There’s nothing very sophisticated about what I’ve drawn here — but note that this is the simplest way I could draw the RTB ecosystem. Here’s another view:

Note that even this is a simplified view, and that many of the various partners can service numerous blocks in the ecosystem. At the end of the day, the RTB ecosystem is made up of dozens of players (possibly hundreds), and they’re all scrambling to figure out their business models. This new ecosystem is definitely the future, but how all the pieces will ultimately fit together is still being determined.

The important thing to note in the RTB space is that from the moment consumers visit a web page, the entire transaction of selling and delivering the advertisements to them takes only a few hundred milliseconds. And this is where the revolution plays out; the competition over those impressions plays out in real time. The best ad for monetizing that user is theoretically shown, and the highest yield for the publisher is achieved. Thus, it should make the ad ecosystem function much better.

But there are many changes that have to take place, and I believe we’ll see it happen. First is that publishers need to push more and more of their premium inventory into the RTB environments. Publishers can make use of almost any ad exchange or SSP to create a private exchange where they can define advertiser-specific or agency-specific terms that are negotiated in advance, and the transaction simply makes use of the RTB infrastructure.
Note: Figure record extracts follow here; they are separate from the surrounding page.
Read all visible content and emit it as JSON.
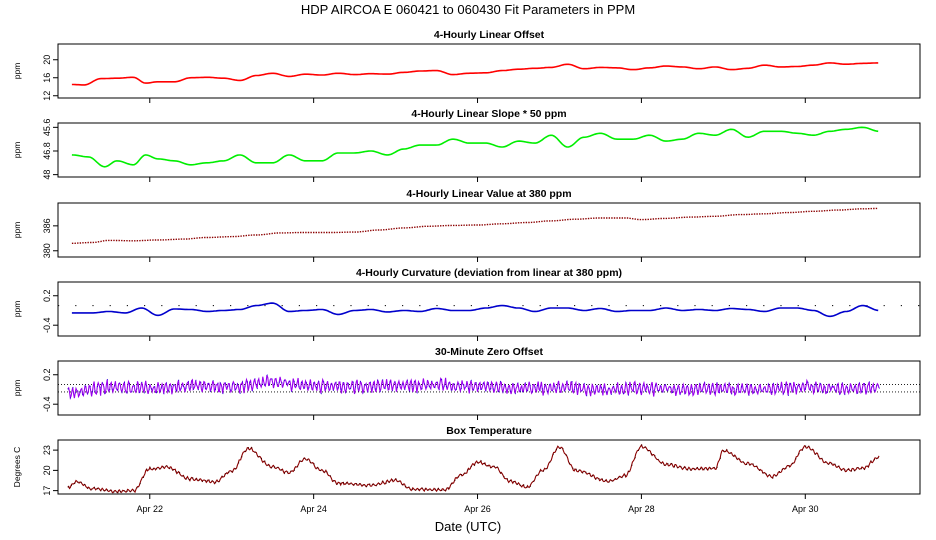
{
  "chart_data": {
    "type": "line",
    "title": "HDP   AIRCOA E   060421 to 060430   Fit Parameters in PPM",
    "xlabel": "Date (UTC)",
    "x_range_days": [
      20.88,
      31.4
    ],
    "x_ticks": [
      {
        "day": 22,
        "label": "Apr 22"
      },
      {
        "day": 24,
        "label": "Apr 24"
      },
      {
        "day": 26,
        "label": "Apr 26"
      },
      {
        "day": 28,
        "label": "Apr 28"
      },
      {
        "day": 30,
        "label": "Apr 30"
      }
    ],
    "panels": [
      {
        "title": "4-Hourly Linear Offset",
        "ylabel": "ppm",
        "color": "#ff0000",
        "ylim": [
          11.5,
          23.5
        ],
        "y_ticks": [
          12,
          16,
          20
        ],
        "style": "line",
        "x": [
          21.05,
          21.2,
          21.4,
          21.6,
          21.8,
          21.95,
          22.1,
          22.3,
          22.5,
          22.7,
          22.9,
          23.1,
          23.3,
          23.5,
          23.7,
          23.9,
          24.1,
          24.3,
          24.5,
          24.7,
          24.9,
          25.1,
          25.3,
          25.5,
          25.7,
          25.9,
          26.1,
          26.3,
          26.5,
          26.7,
          26.9,
          27.1,
          27.3,
          27.5,
          27.7,
          27.9,
          28.1,
          28.3,
          28.5,
          28.7,
          28.9,
          29.1,
          29.3,
          29.5,
          29.7,
          29.9,
          30.1,
          30.3,
          30.5,
          30.7,
          30.9
        ],
        "y": [
          14.5,
          14.4,
          15.8,
          15.9,
          16.1,
          14.8,
          15.1,
          15.1,
          16.0,
          16.1,
          15.9,
          15.4,
          16.5,
          17.0,
          16.3,
          16.8,
          16.6,
          17.0,
          16.7,
          16.9,
          16.8,
          17.2,
          17.5,
          17.6,
          16.7,
          17.0,
          17.1,
          17.6,
          17.9,
          18.1,
          18.3,
          19.0,
          18.0,
          18.3,
          18.2,
          17.8,
          18.2,
          18.6,
          18.4,
          18.0,
          18.4,
          17.8,
          18.1,
          18.8,
          18.4,
          18.5,
          18.8,
          19.3,
          19.0,
          19.2,
          19.3
        ]
      },
      {
        "title": "4-Hourly Linear Slope * 50 ppm",
        "ylabel": "ppm",
        "color": "#00ee00",
        "ylim": [
          48.12,
          45.38
        ],
        "y_ticks": [
          45.6,
          46.8,
          48.0
        ],
        "style": "line",
        "x": [
          21.05,
          21.25,
          21.45,
          21.6,
          21.8,
          21.95,
          22.1,
          22.3,
          22.5,
          22.7,
          22.9,
          23.1,
          23.3,
          23.5,
          23.7,
          23.9,
          24.1,
          24.3,
          24.5,
          24.7,
          24.9,
          25.1,
          25.3,
          25.5,
          25.7,
          25.9,
          26.1,
          26.3,
          26.5,
          26.7,
          26.9,
          27.1,
          27.3,
          27.5,
          27.7,
          27.9,
          28.1,
          28.3,
          28.5,
          28.7,
          28.9,
          29.1,
          29.3,
          29.5,
          29.7,
          29.9,
          30.1,
          30.3,
          30.5,
          30.7,
          30.9
        ],
        "y": [
          47.0,
          47.1,
          47.6,
          47.3,
          47.5,
          47.0,
          47.2,
          47.3,
          47.5,
          47.4,
          47.3,
          47.0,
          47.4,
          47.4,
          47.0,
          47.3,
          47.3,
          46.9,
          46.9,
          46.8,
          47.0,
          46.7,
          46.5,
          46.5,
          46.2,
          46.4,
          46.4,
          46.6,
          46.3,
          46.4,
          46.0,
          46.6,
          46.1,
          45.9,
          46.2,
          46.2,
          46.0,
          46.3,
          46.2,
          45.9,
          46.0,
          45.7,
          46.1,
          45.8,
          45.8,
          45.9,
          46.0,
          45.8,
          45.7,
          45.6,
          45.8
        ]
      },
      {
        "title": "4-Hourly Linear Value at 380 ppm",
        "ylabel": "ppm",
        "color": "#8b0000",
        "ylim": [
          378.5,
          391.5
        ],
        "y_ticks": [
          380,
          386
        ],
        "style": "dots",
        "x": [
          21.05,
          21.3,
          21.5,
          21.8,
          22.1,
          22.4,
          22.7,
          23.0,
          23.3,
          23.6,
          23.9,
          24.2,
          24.5,
          24.8,
          25.1,
          25.4,
          25.7,
          26.0,
          26.3,
          26.6,
          26.9,
          27.2,
          27.5,
          27.8,
          28.0,
          28.3,
          28.6,
          28.9,
          29.2,
          29.5,
          29.8,
          30.1,
          30.4,
          30.7,
          30.9
        ],
        "y": [
          381.8,
          382.0,
          382.5,
          382.4,
          382.6,
          382.8,
          383.2,
          383.4,
          383.8,
          384.3,
          384.4,
          384.4,
          384.5,
          385.0,
          385.5,
          385.9,
          386.1,
          386.2,
          386.5,
          386.8,
          387.2,
          387.6,
          387.9,
          387.9,
          387.5,
          387.8,
          388.1,
          388.3,
          388.7,
          388.9,
          389.2,
          389.5,
          389.8,
          390.1,
          390.2
        ]
      },
      {
        "title": "4-Hourly Curvature (deviation from linear at 380 ppm)",
        "ylabel": "ppm",
        "color": "#0000cc",
        "ylim": [
          -0.62,
          0.48
        ],
        "y_ticks": [
          -0.4,
          0.2
        ],
        "zero_dots": true,
        "style": "line",
        "x": [
          21.05,
          21.3,
          21.5,
          21.7,
          21.9,
          22.1,
          22.3,
          22.5,
          22.7,
          22.9,
          23.1,
          23.3,
          23.5,
          23.7,
          23.9,
          24.1,
          24.3,
          24.5,
          24.7,
          24.9,
          25.1,
          25.3,
          25.5,
          25.7,
          25.9,
          26.1,
          26.3,
          26.5,
          26.7,
          26.9,
          27.1,
          27.3,
          27.5,
          27.7,
          27.9,
          28.1,
          28.3,
          28.5,
          28.7,
          28.9,
          29.1,
          29.3,
          29.5,
          29.7,
          29.9,
          30.1,
          30.3,
          30.5,
          30.7,
          30.9
        ],
        "y": [
          -0.15,
          -0.15,
          -0.12,
          -0.15,
          -0.05,
          -0.2,
          -0.07,
          -0.08,
          -0.12,
          -0.1,
          -0.08,
          0.0,
          0.05,
          -0.12,
          -0.1,
          -0.08,
          -0.18,
          -0.1,
          -0.08,
          -0.13,
          -0.1,
          -0.12,
          -0.06,
          -0.1,
          -0.1,
          -0.05,
          0.0,
          -0.05,
          -0.12,
          -0.05,
          -0.05,
          -0.1,
          -0.06,
          -0.12,
          -0.1,
          -0.1,
          -0.05,
          -0.1,
          -0.08,
          -0.1,
          -0.06,
          -0.08,
          -0.12,
          -0.05,
          -0.05,
          -0.1,
          -0.22,
          -0.12,
          0.0,
          -0.1
        ]
      },
      {
        "title": "30-Minute Zero Offset",
        "ylabel": "ppm",
        "color": "#9900ee",
        "marker_color": "#0000cc",
        "ylim": [
          -0.62,
          0.48
        ],
        "y_ticks": [
          -0.4,
          0.2
        ],
        "ref_lines": [
          0.0,
          -0.15
        ],
        "style": "noisy",
        "noise_amp": 0.14,
        "x": [
          21.0,
          21.5,
          22.0,
          22.5,
          23.0,
          23.5,
          24.0,
          24.5,
          25.0,
          25.5,
          26.0,
          26.5,
          27.0,
          27.5,
          28.0,
          28.5,
          29.0,
          29.5,
          30.0,
          30.5,
          30.9
        ],
        "y": [
          -0.18,
          -0.05,
          -0.08,
          -0.02,
          -0.04,
          0.05,
          -0.02,
          -0.05,
          -0.02,
          -0.02,
          -0.04,
          -0.08,
          -0.06,
          -0.1,
          -0.08,
          -0.1,
          -0.08,
          -0.1,
          -0.05,
          -0.1,
          -0.05
        ]
      },
      {
        "title": "Box Temperature",
        "ylabel": "Degrees C",
        "color": "#8b0000",
        "ylim": [
          16.5,
          24.5
        ],
        "y_ticks": [
          17,
          20,
          23
        ],
        "style": "noisy",
        "noise_amp": 0.25,
        "x": [
          21.0,
          21.1,
          21.3,
          21.6,
          21.8,
          22.0,
          22.2,
          22.5,
          22.8,
          23.0,
          23.2,
          23.5,
          23.7,
          23.9,
          24.1,
          24.3,
          24.7,
          25.0,
          25.2,
          25.6,
          25.8,
          26.0,
          26.2,
          26.4,
          26.6,
          26.8,
          27.0,
          27.2,
          27.6,
          27.8,
          28.0,
          28.3,
          28.6,
          28.9,
          29.0,
          29.3,
          29.6,
          29.8,
          30.0,
          30.3,
          30.5,
          30.7,
          30.9
        ],
        "y": [
          17.4,
          18.3,
          17.3,
          16.9,
          17.0,
          20.2,
          20.5,
          18.7,
          18.3,
          19.9,
          23.2,
          20.5,
          19.7,
          21.7,
          20.0,
          18.1,
          17.8,
          18.5,
          17.2,
          17.1,
          19.3,
          21.2,
          20.5,
          18.4,
          17.5,
          20.0,
          23.4,
          20.0,
          18.4,
          19.2,
          23.5,
          20.9,
          20.2,
          20.3,
          22.9,
          21.0,
          19.1,
          20.6,
          23.5,
          21.0,
          20.0,
          20.3,
          21.9
        ]
      }
    ]
  }
}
Terms with specific advertisers can be reached in pre-decided negotiations, and the transaction takes place through the RTB infrastructure.

In a nuts-and-bolts summary article like this, I’ve glossed over a lot of the nuance and details, and I’m sure we’ll hear from a few parties about what I’ve missed or how I’ve not quite explained this correctly. But I welcome the dialogue. In the RTB space, I think there’s a lot of focus on the details, and not a lot of high-level framing going on — which alienates some of the industry folks who are looking to participate but haven’t dived in yet.